The timely diagnosis and treatment of sexually transmitted infections (STIs) are crucial to their control, and the medical community has long sought a point-of-care diagnostic test that could detect curable STIs such as chlamydia, gonorrhea, and trichomonas quickly. The availability of rapid tests, delivered at the point-of-care, would reduce inappropriate antibiotic use and limit the need for complex laboratory instrumentation.

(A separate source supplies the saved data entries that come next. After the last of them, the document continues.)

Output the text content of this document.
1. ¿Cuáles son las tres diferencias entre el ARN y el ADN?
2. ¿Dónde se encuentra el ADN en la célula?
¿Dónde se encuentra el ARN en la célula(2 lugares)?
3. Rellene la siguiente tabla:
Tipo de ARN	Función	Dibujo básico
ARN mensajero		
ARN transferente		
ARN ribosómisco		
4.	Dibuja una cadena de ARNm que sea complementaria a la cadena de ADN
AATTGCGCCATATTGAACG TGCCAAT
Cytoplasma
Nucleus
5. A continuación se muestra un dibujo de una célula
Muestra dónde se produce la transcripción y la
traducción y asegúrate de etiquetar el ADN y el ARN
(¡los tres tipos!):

In the study, the authors measured the performance of the Visby Medical Sexual Health Test, a single-use, point-of-care PCR device. Women who presented at ten clinical sites across seven US states were enrolled and provided self-collected vaginal swabs for testing with the investigational device. Untrained operators received the specimens and ran the device using a provided guide. Meanwhile, patient-infected status was derived by testing clinician-collected vaginal specimens via traditional diagnostic procedures (involving laboratory instrumentation).
98.5% of enrollees had a valid result on either the first or repeat test, showing excellent sensitivity and specificity. The results are a cause for optimism, showing that this innovative and easy-to-use test could represent an important advancement in the treatment and diagnosis of treatable sexually-transmitted infections.